In the absence of any private hatcheries and feed mills, it is the government, which takes care of both seed and feed.  “Seed extraction (production) is a technical affair which needs special hatcheries. It is not possible to produce large quantities of seed for commercial purposes if the breeding takes place the natural way,” said Samoon. “For hatcheries the quality of water needs to be very good. Its temperature should not be more than 10 degrees Celsius. It should not have any kind of pollution and must be without any kind of slit.”

Presently, there are three hatcheries including mother hatchery of Kokernag, which can produce upto 15 lakh trout fingerlings. And work onfor five more hatcheries in Anantnag, Kulgam, Ganderbal and Bandipora that will double the production in next two years.

The breeding season of trout is the winters (late October to March). At that time the brooders in the department’s hatcheries are used to produce fish seed by induced breeding.

“Eggs are manually squeezed out of the female trout in a plastic tray by a process called stripping. Then, these eggs are fertilized with milt from male fish, which is extracted the same way,” Samoon said. The first sign of life in the trout egg is a dark spot on it and it is called the eyed-ova stage. After a month’s incubation period the fry comes out of the egg.

The farmers are provided 15 to 20 gram frys as extreme is care is needed to bring the seed to that stage, says Samoon.

Trout is a highly carnivorous fish. Generally,it feeds on fish and soft bodied aquatic invertebrates but bigger fish prey on smaller fish, if these are available. “In Kashmir indigenous schizothroax fish is in abundance. Schizothroax and its seed is the main feed for trout here. They also eat some hill stream fishes as big as 100grams,” said Samoon.

However, the trout raised in the farms is fed artificial feed. The department has a feed mill, imported from Holland 25 years ago, which is now worn out, say fisheries officials. The mill with a capacity to produce 500 kilograms of feed per hour has been rendered inadequate with an increase in demand.

The department is setting up another feed mill at Mansbal, which is expected to become operational in April this year.  

“A new feed mill, imported from Holland is being set-up at Mansabal with funding by National Fisheries Development Board, which can produce high quality feed for 5000 trout units,” said Bazaz.

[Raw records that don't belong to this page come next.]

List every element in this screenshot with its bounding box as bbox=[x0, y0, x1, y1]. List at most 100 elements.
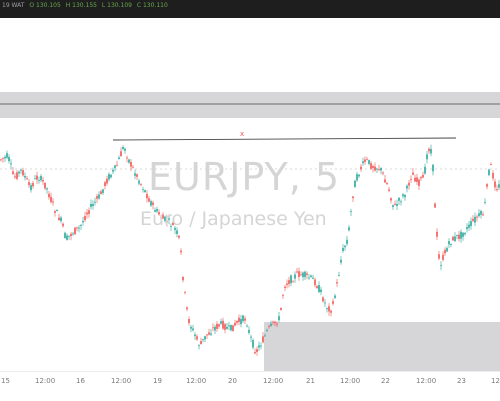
candle-body bbox=[292, 281, 294, 283]
time-label: 12:00 bbox=[340, 377, 361, 385]
candle-body bbox=[464, 233, 466, 235]
candle-body bbox=[478, 213, 480, 217]
candle-body bbox=[216, 323, 218, 329]
candle-body bbox=[254, 351, 256, 354]
candle-body bbox=[470, 221, 472, 227]
candle-body bbox=[414, 177, 416, 182]
candle-body bbox=[252, 340, 254, 348]
candle-body bbox=[354, 180, 356, 188]
candle-body bbox=[130, 161, 132, 167]
candle-body bbox=[322, 297, 324, 302]
candle-body bbox=[156, 209, 158, 212]
candle-body bbox=[8, 156, 10, 162]
candle-body bbox=[394, 203, 396, 205]
candle-body bbox=[370, 163, 372, 169]
close-value: C 130.110 bbox=[136, 2, 168, 9]
candle-body bbox=[80, 225, 82, 226]
candle-body bbox=[114, 165, 116, 168]
time-label: 12:00 bbox=[35, 377, 56, 385]
trendline[interactable] bbox=[112, 137, 457, 141]
candle-body bbox=[176, 230, 178, 235]
candle-body bbox=[226, 326, 228, 329]
candle-body bbox=[400, 201, 402, 203]
candle-body bbox=[144, 190, 146, 193]
low-value: L 130.109 bbox=[101, 2, 132, 9]
candle-body bbox=[218, 324, 220, 327]
candle-body bbox=[316, 286, 318, 288]
candle-body bbox=[496, 189, 498, 191]
candle-body bbox=[70, 233, 72, 237]
candle-body bbox=[104, 182, 106, 187]
candle-body bbox=[432, 164, 434, 172]
time-label: 12:00 bbox=[263, 377, 284, 385]
candle-body bbox=[480, 210, 482, 215]
time-label: 21 bbox=[306, 377, 315, 385]
candle-body bbox=[174, 227, 176, 230]
candle-body bbox=[328, 306, 330, 312]
candle-body bbox=[198, 345, 200, 347]
candle-body bbox=[162, 214, 164, 219]
candle-body bbox=[302, 272, 304, 278]
candle-body bbox=[382, 172, 384, 174]
candle-body bbox=[364, 159, 366, 163]
ohlc-prefix: 19 WAT bbox=[2, 2, 25, 9]
price-chart-pane[interactable]: x EURJPY, 5 Euro / Japanese Yen bbox=[0, 18, 500, 371]
open-value: O 130.105 bbox=[29, 2, 61, 9]
candle-body bbox=[4, 156, 6, 159]
candle-body bbox=[62, 223, 64, 227]
candle-body bbox=[6, 153, 8, 158]
candle-body bbox=[340, 259, 342, 263]
candle-body bbox=[352, 196, 354, 199]
chart-canvas[interactable]: x bbox=[0, 18, 500, 371]
candle-body bbox=[416, 177, 418, 182]
candle-body bbox=[272, 321, 274, 323]
candle-body bbox=[256, 349, 258, 352]
candle-body bbox=[250, 336, 252, 338]
candle-body bbox=[246, 325, 248, 327]
candle-body bbox=[118, 157, 120, 159]
candle-body bbox=[54, 211, 56, 213]
candle-body bbox=[350, 211, 352, 213]
candle-body bbox=[262, 336, 264, 343]
candle-body bbox=[40, 175, 42, 181]
supply-zone[interactable] bbox=[0, 92, 500, 118]
time-label: 22 bbox=[381, 377, 390, 385]
candle-body bbox=[120, 151, 122, 157]
candlestick-series bbox=[0, 144, 500, 356]
candle-body bbox=[42, 179, 44, 182]
high-value: H 130.155 bbox=[65, 2, 97, 9]
candle-body bbox=[336, 282, 338, 284]
time-axis[interactable]: 15 12:00 16 12:00 19 12:00 20 12:00 21 1… bbox=[0, 371, 500, 401]
candle-body bbox=[26, 178, 28, 180]
candle-body bbox=[446, 248, 448, 252]
candle-body bbox=[106, 178, 108, 184]
candle-body bbox=[408, 182, 410, 186]
candle-body bbox=[426, 154, 428, 160]
candle-body bbox=[358, 174, 360, 177]
candle-body bbox=[308, 277, 310, 279]
candle-body bbox=[326, 308, 328, 310]
candle-body bbox=[56, 209, 58, 211]
candle-body bbox=[164, 216, 166, 221]
candle-body bbox=[194, 334, 196, 337]
candle-body bbox=[486, 184, 488, 187]
candle-body bbox=[406, 185, 408, 189]
candle-body bbox=[12, 171, 14, 174]
candle-body bbox=[270, 323, 272, 326]
candle-body bbox=[346, 239, 348, 244]
candle-body bbox=[360, 166, 362, 170]
candle-body bbox=[88, 210, 90, 214]
candle-body bbox=[312, 277, 314, 279]
candle-body bbox=[84, 216, 86, 221]
candle-body bbox=[78, 227, 80, 229]
candle-body bbox=[220, 321, 222, 324]
candle-body bbox=[264, 335, 266, 337]
demand-zone[interactable] bbox=[264, 322, 500, 371]
time-label: 19 bbox=[153, 377, 162, 385]
candle-body bbox=[74, 227, 76, 235]
time-label: 23 bbox=[457, 377, 466, 385]
candle-body bbox=[0, 159, 2, 161]
candle-body bbox=[466, 227, 468, 230]
candle-body bbox=[244, 318, 246, 321]
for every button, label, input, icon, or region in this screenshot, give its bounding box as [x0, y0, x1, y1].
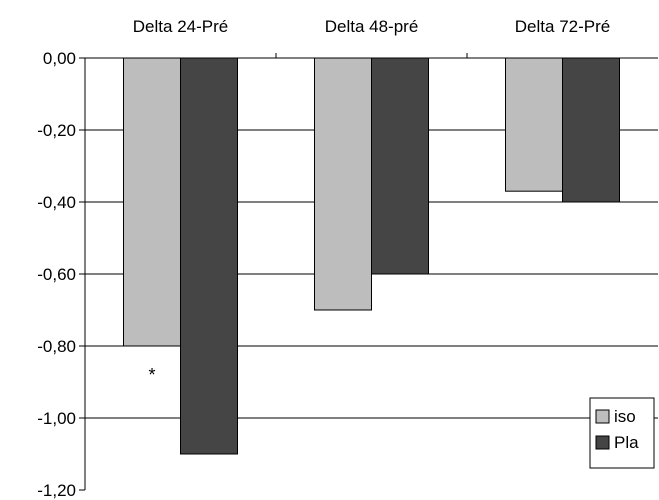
- category-label: Delta 24-Pré: [133, 17, 228, 36]
- bar-iso-1: [123, 57, 181, 347]
- y-tick-label: -0,40: [37, 193, 76, 212]
- bar-pla-1: [180, 57, 238, 455]
- y-tick-label: -0,80: [37, 337, 76, 356]
- category-label: Delta 48-pré: [325, 17, 419, 36]
- legend-label-iso: iso: [614, 407, 636, 426]
- bar-pla-2: [371, 57, 429, 275]
- category-label: Delta 72-Pré: [515, 17, 610, 36]
- legend-swatch-iso: [595, 409, 610, 424]
- legend-label-pla: Pla: [614, 433, 639, 452]
- bar-iso-3: [505, 57, 563, 192]
- legend: iso Pla: [589, 397, 655, 469]
- category-labels: Delta 24-Pré Delta 48-pré Delta 72-Pré: [133, 17, 610, 36]
- y-tick-label: -0,20: [37, 121, 76, 140]
- y-tick-label: -0,60: [37, 265, 76, 284]
- significance-asterisk: *: [148, 365, 155, 385]
- y-tick-label: -1,00: [37, 409, 76, 428]
- bar-pla-3: [562, 57, 620, 203]
- legend-swatch-pla: [595, 435, 610, 450]
- bar-iso-2: [314, 57, 372, 311]
- y-tick-label: -1,20: [37, 481, 76, 500]
- y-axis: 0,00 -0,20 -0,40 -0,60 -0,80 -1,00 -1,20: [37, 49, 86, 500]
- bars: [123, 57, 620, 455]
- y-tick-label: 0,00: [43, 49, 76, 68]
- annotations: *: [148, 365, 155, 385]
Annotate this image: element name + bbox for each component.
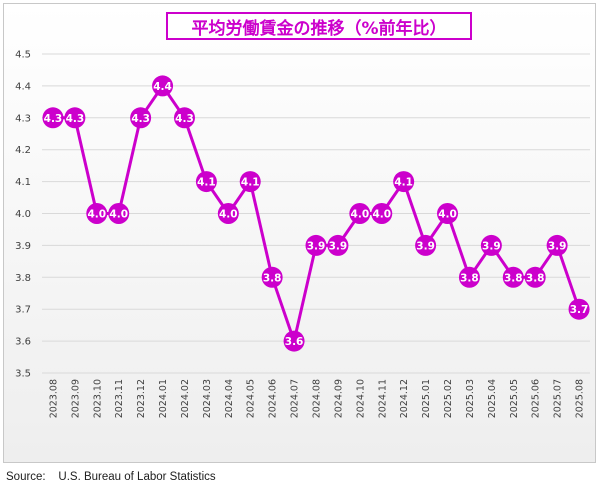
data-point <box>415 234 437 256</box>
data-label: 3.9 <box>482 240 501 252</box>
x-tick-label: 2024.06 <box>268 379 279 418</box>
x-tick-label: 2023.12 <box>136 379 147 418</box>
data-label: 3.9 <box>548 240 567 252</box>
data-point <box>393 171 415 193</box>
x-tick-label: 2025.02 <box>443 379 454 418</box>
data-markers: 4.3 4.34.0 4.04.34.44.34.14.04.13.83.63.9 3… <box>42 75 590 352</box>
x-tick-label: 2025.04 <box>487 379 498 418</box>
data-label: 4.0 <box>109 209 128 221</box>
data-label: 3.8 <box>504 272 523 284</box>
data-point <box>64 107 86 129</box>
x-tick-label: 2023.10 <box>92 379 103 418</box>
data-label: 3.8 <box>526 272 545 284</box>
data-point <box>546 234 568 256</box>
x-tick-label: 2025.08 <box>575 379 586 418</box>
data-label: 4.0 <box>372 209 391 221</box>
data-point <box>108 203 130 224</box>
x-tick-label: 2024.05 <box>246 379 257 418</box>
y-tick-label: 4.1 <box>15 177 31 188</box>
x-tick-label: 2025.03 <box>465 379 476 418</box>
y-tick-label: 4.4 <box>15 81 31 92</box>
source-text: U.S. Bureau of Labor Statistics <box>58 471 216 483</box>
data-label: 3.6 <box>285 336 304 348</box>
x-tick-label: 2023.09 <box>70 379 81 418</box>
x-tick-label: 2025.06 <box>531 379 542 418</box>
data-point <box>173 107 195 129</box>
y-tick-label: 3.9 <box>15 241 31 252</box>
x-tick-label: 2024.11 <box>377 379 388 418</box>
data-point <box>239 171 261 193</box>
y-axis-ticks: 3.5 3.6 3.7 3.8 3.9 4.0 4.1 4.2 4.3 4.4 4.5 <box>15 50 31 380</box>
y-tick-label: 3.8 <box>15 273 31 284</box>
data-label: 4.0 <box>438 209 457 221</box>
data-point <box>86 203 108 224</box>
data-label: 4.0 <box>219 209 238 221</box>
data-label: 4.1 <box>197 177 216 189</box>
data-point <box>568 298 590 320</box>
data-label: 4.3 <box>44 113 63 125</box>
source-label: Source: <box>6 471 46 483</box>
data-point <box>152 75 174 97</box>
data-label: 3.8 <box>263 272 282 284</box>
y-tick-label: 4.5 <box>15 50 31 61</box>
data-point <box>42 107 64 129</box>
x-tick-label: 2025.05 <box>509 379 520 418</box>
data-point <box>261 266 283 288</box>
x-tick-label: 2024.02 <box>180 379 191 418</box>
y-tick-label: 4.2 <box>15 145 31 156</box>
data-label: 4.3 <box>175 113 194 125</box>
data-point <box>371 203 393 224</box>
data-label: 3.9 <box>307 240 326 252</box>
x-tick-label: 2023.08 <box>48 379 59 418</box>
x-tick-label: 2024.03 <box>202 379 213 418</box>
data-point <box>349 203 371 224</box>
x-tick-label: 2023.11 <box>114 379 125 418</box>
data-point <box>458 266 480 288</box>
data-label: 4.1 <box>241 177 260 189</box>
x-tick-label: 2025.01 <box>421 379 432 418</box>
data-label: 3.7 <box>570 304 589 316</box>
data-label: 3.9 <box>416 240 435 252</box>
x-tick-label: 2025.07 <box>553 379 564 418</box>
x-tick-label: 2024.04 <box>224 379 235 418</box>
data-point <box>480 234 502 256</box>
x-tick-label: 2024.08 <box>312 379 323 418</box>
data-label: 3.8 <box>460 272 479 284</box>
x-tick-label: 2024.07 <box>290 379 301 418</box>
data-point <box>502 266 524 288</box>
data-point <box>130 107 152 129</box>
data-point <box>327 234 349 256</box>
data-label: 4.3 <box>66 113 85 125</box>
data-point <box>283 330 305 352</box>
x-tick-label: 2024.10 <box>355 379 366 418</box>
data-label: 4.4 <box>153 81 172 93</box>
y-tick-label: 4.0 <box>15 209 31 220</box>
data-point <box>524 266 546 288</box>
data-label: 4.0 <box>87 209 106 221</box>
source-note: Source: U.S. Bureau of Labor Statistics <box>6 471 216 483</box>
x-tick-label: 2024.12 <box>399 379 410 418</box>
x-tick-label: 2024.09 <box>333 379 344 418</box>
x-tick-label: 2024.01 <box>158 379 169 418</box>
x-axis-ticks: 2023.08 2023.09 2023.10 2023.11 2023.12 2024.… <box>48 379 585 418</box>
data-point <box>437 203 459 224</box>
data-label: 3.9 <box>329 240 348 252</box>
y-tick-label: 3.5 <box>15 369 31 380</box>
data-point <box>217 203 239 224</box>
data-label: 4.0 <box>351 209 370 221</box>
data-label: 4.1 <box>394 177 413 189</box>
y-tick-label: 3.6 <box>15 337 31 348</box>
data-label: 4.3 <box>131 113 150 125</box>
data-point <box>305 234 327 256</box>
chart-frame <box>3 3 596 463</box>
chart-title: 平均労働賃金の推移（%前年比） <box>166 12 472 40</box>
y-tick-label: 4.3 <box>15 113 31 124</box>
data-point <box>195 171 217 193</box>
y-tick-label: 3.7 <box>15 305 31 316</box>
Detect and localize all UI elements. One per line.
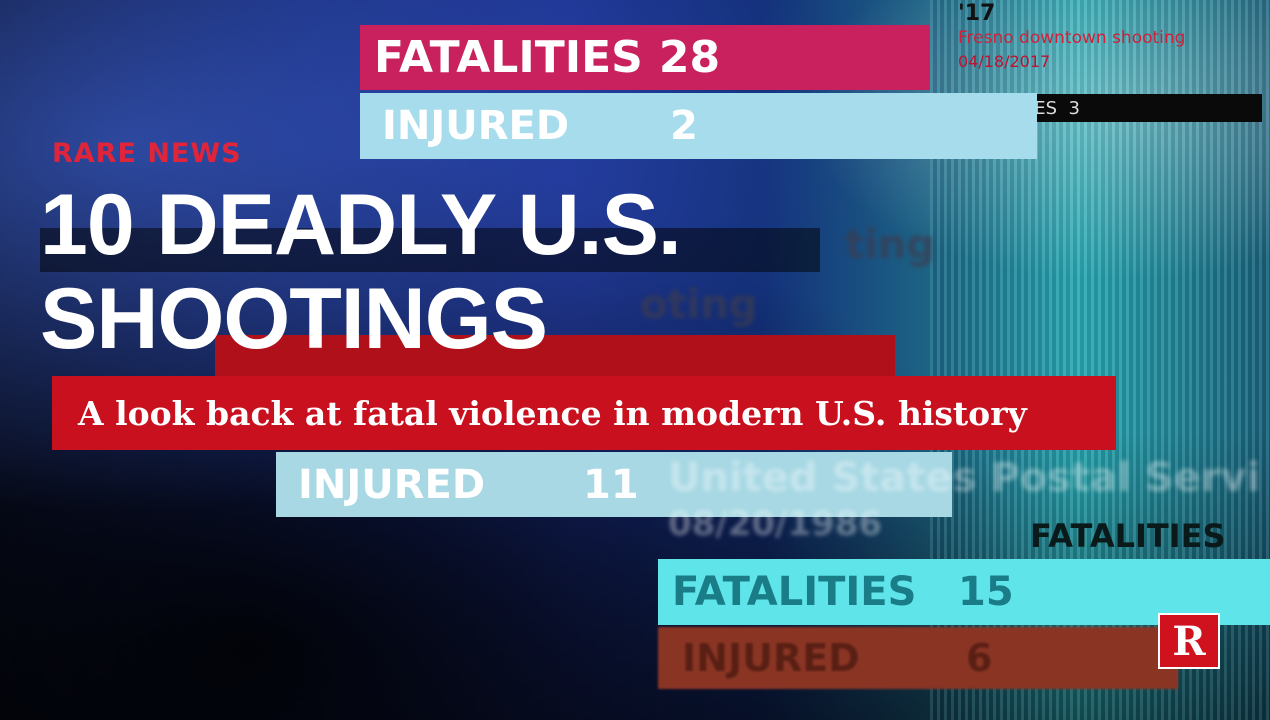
subtitle-banner: A look back at fatal violence in modern … (52, 376, 1116, 450)
page-title: 10 DEADLY U.S. SHOOTINGS (40, 177, 682, 367)
stat-label: FATALITIES (374, 32, 643, 83)
stat-bar-injured: INJURED 11 (276, 452, 952, 517)
stat-value: 11 (583, 461, 639, 508)
event-date: 04/18/2017 (958, 52, 1051, 71)
title-line-1: 10 DEADLY U.S. (40, 177, 682, 273)
rare-logo: R (1158, 613, 1220, 669)
stat-value: 28 (658, 32, 721, 83)
ghost-text: oting (640, 282, 758, 328)
title-shadow-bar (40, 228, 820, 272)
title-line-2: SHOOTINGS (40, 271, 548, 367)
stat-value: 6 (966, 636, 993, 680)
stat-bar-fatalities: FATALITIES 28 (360, 25, 930, 90)
stat-bar-injured: INJURED 6 (658, 627, 1178, 689)
event-label: Fresno downtown shooting (958, 28, 1186, 48)
ghost-text: United States Postal Servi (668, 455, 1261, 501)
stat-label: INJURED (382, 103, 570, 149)
ghost-text: 08/20/1986 (668, 504, 883, 544)
ghost-text: ting (845, 222, 935, 268)
kicker-label: RARE NEWS (52, 138, 242, 169)
stat-value: 15 (958, 569, 1014, 615)
stat-value: 2 (670, 103, 698, 149)
stat-label: FATALITIES (672, 569, 917, 615)
ghost-text: FATALITIES (1030, 517, 1226, 555)
stat-label: INJURED (682, 636, 860, 680)
background-red-bar (215, 335, 895, 377)
fresno-caption: '17 Fresno downtown shooting 04/18/2017 (958, 2, 1185, 74)
stat-bar-fatalities: FATALITIES 15 (658, 559, 1270, 625)
year-label: '17 (958, 1, 996, 26)
stat-label: INJURED (298, 461, 486, 508)
stat-bar-injured: INJURED 2 (360, 93, 1037, 159)
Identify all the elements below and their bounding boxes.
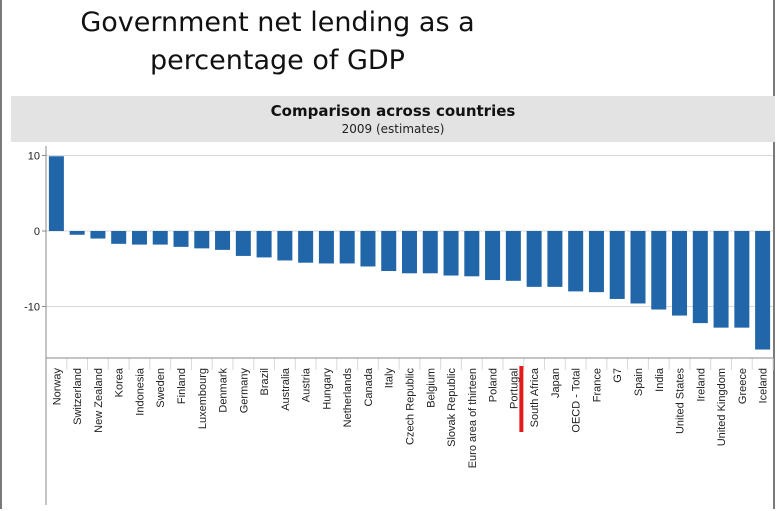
x-tick-label: New Zealand [93,368,105,433]
bar [485,231,501,281]
x-tick-label: Germany [238,368,250,414]
x-tick-label: Ireland [695,368,707,402]
x-tick-label: Korea [114,367,126,397]
bar [651,231,667,310]
x-tick-label: Euro area of thirteen [467,368,479,468]
x-tick-label: Switzerland [72,368,84,425]
x-tick-label: Spain [633,368,645,396]
x-tick-label: Austria [301,367,313,402]
bar [277,231,293,261]
x-tick-label: Hungary [321,368,333,410]
x-tick-label: Japan [550,368,562,398]
x-tick-label: Portugal [508,368,520,409]
x-tick-label: United States [675,368,687,435]
x-tick-label: Canada [363,367,375,406]
x-tick-label: India [654,367,666,392]
bar [173,231,189,247]
bar [505,231,521,281]
bar [235,231,251,256]
chart-title: Comparison across countries [270,102,516,120]
x-tick-label: Luxembourg [197,368,209,429]
title-line-1: Government net lending as a [80,7,475,38]
bar [111,231,127,244]
x-tick-label: Australia [280,367,292,411]
chart-subtitle: 2009 (estimates) [341,122,445,136]
bar [630,231,646,304]
chart-header: Comparison across countries 2009 (estima… [11,96,775,142]
bar [568,231,584,292]
bar [692,231,708,324]
x-tick-label: Denmark [218,368,230,413]
x-tick-label: Italy [384,368,396,389]
x-tick-label: Norway [51,368,63,406]
bar [734,231,750,328]
title-line-2: percentage of GDP [150,45,405,76]
bar [526,231,542,287]
y-tick-label: 0 [34,226,40,238]
bar [609,231,625,299]
x-tick-label: United Kingdom [716,368,728,446]
x-tick-label: Sweden [155,368,167,408]
bar [547,231,563,287]
x-tick-label: Slovak Republic [446,368,458,447]
bar [194,231,210,249]
bar [422,231,438,274]
x-tick-label: Finland [176,368,188,404]
x-tick-label: South Africa [529,367,541,427]
bar [360,231,376,267]
x-tick-label: Czech Republic [405,368,417,446]
x-tick-label: Belgium [425,368,437,408]
bar [755,231,771,350]
x-tick-label: Greece [737,368,749,404]
bar [298,231,314,263]
highlight-marker [519,366,524,432]
bar [90,231,106,239]
bar [48,156,64,231]
bar [443,231,459,276]
x-tick-label: Indonesia [134,367,146,416]
x-tick-label: OECD - Total [571,368,583,433]
bar [464,231,480,277]
y-tick-label: -10 [24,302,40,314]
bar [381,231,397,272]
main-title: Government net lending as a percentage o… [0,4,555,80]
bar [215,231,231,250]
x-tick-label: G7 [612,368,624,383]
bar [256,231,272,258]
y-tick-label: 10 [28,151,40,163]
x-tick-label: Iceland [758,368,770,403]
x-tick-label: Brazil [259,368,271,396]
bar [713,231,729,328]
x-tick-label: France [591,368,603,402]
bar [69,231,85,235]
bar [131,231,147,245]
bar [318,231,334,264]
bar [588,231,604,293]
bar [339,231,355,264]
bar [672,231,688,316]
bar [152,231,168,245]
x-tick-label: Poland [488,368,500,402]
x-tick-label: Netherlands [342,368,354,428]
bar [402,231,417,274]
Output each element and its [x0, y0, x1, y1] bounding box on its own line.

The feed ingredients, especially the main one, fishmeal, are not available locally. People associated with fish culture say, preparing the feed with locally available ingredients will be the key to bringing down the costs of rearing.

The feed available right now is mainly composed of fishmeal, brought in from coastal areas, vitamins, minerals and some other nutrients.

A report, Fish and Fisheries at Higher Altitudes by United Nations Food and Agriculture Organisation published in 2009 has stated that though production of marketable size trout on fish farms is still, “the best results with farm production of market-size trout have been achieved in northern Pakistan and in Kashmir (India).”

Fish Market
A shop selling fish in Maharaja Bazar, in the city centre, deals particularly with the various varieties of fish coming to Kashmir from outside, besides some locally produced fish. These are just a couple of such shops in Srinagar as the fishermen and their womenfolk would hawk the fish at footpaths or sell door to door.

Manzoor Ahmad Khanday, owner of the Dolphins fish shop, says it was started by his father. “After his death I took up the business,” he said. Though most of the fish sold in his shop are imported from outside Kashmir, many of his customers ask for trout fish. “We don’t have trout available in the market as the production is low, farms that deal with trout go for sales for just one day in a week so when they are not able to meet the demand of their customers how can they supply it to us,” says Manzoor.

People associated with the fish trade say that fish market in Kashmir is dependent on imports. Experts say that low temperatures hamper fish production in Kashmir.

Manzoor says, “Kashmiri fish takes two years to grow to one kilogram while outside (the valley) fish grows to that size in two or three months.” The locally produced fish available in the market are smaller in size.

Fish like Rohu, Catla and Mrigal are imported from Punjab and Haryana besides Kathua and Basholi areas of Jammu region.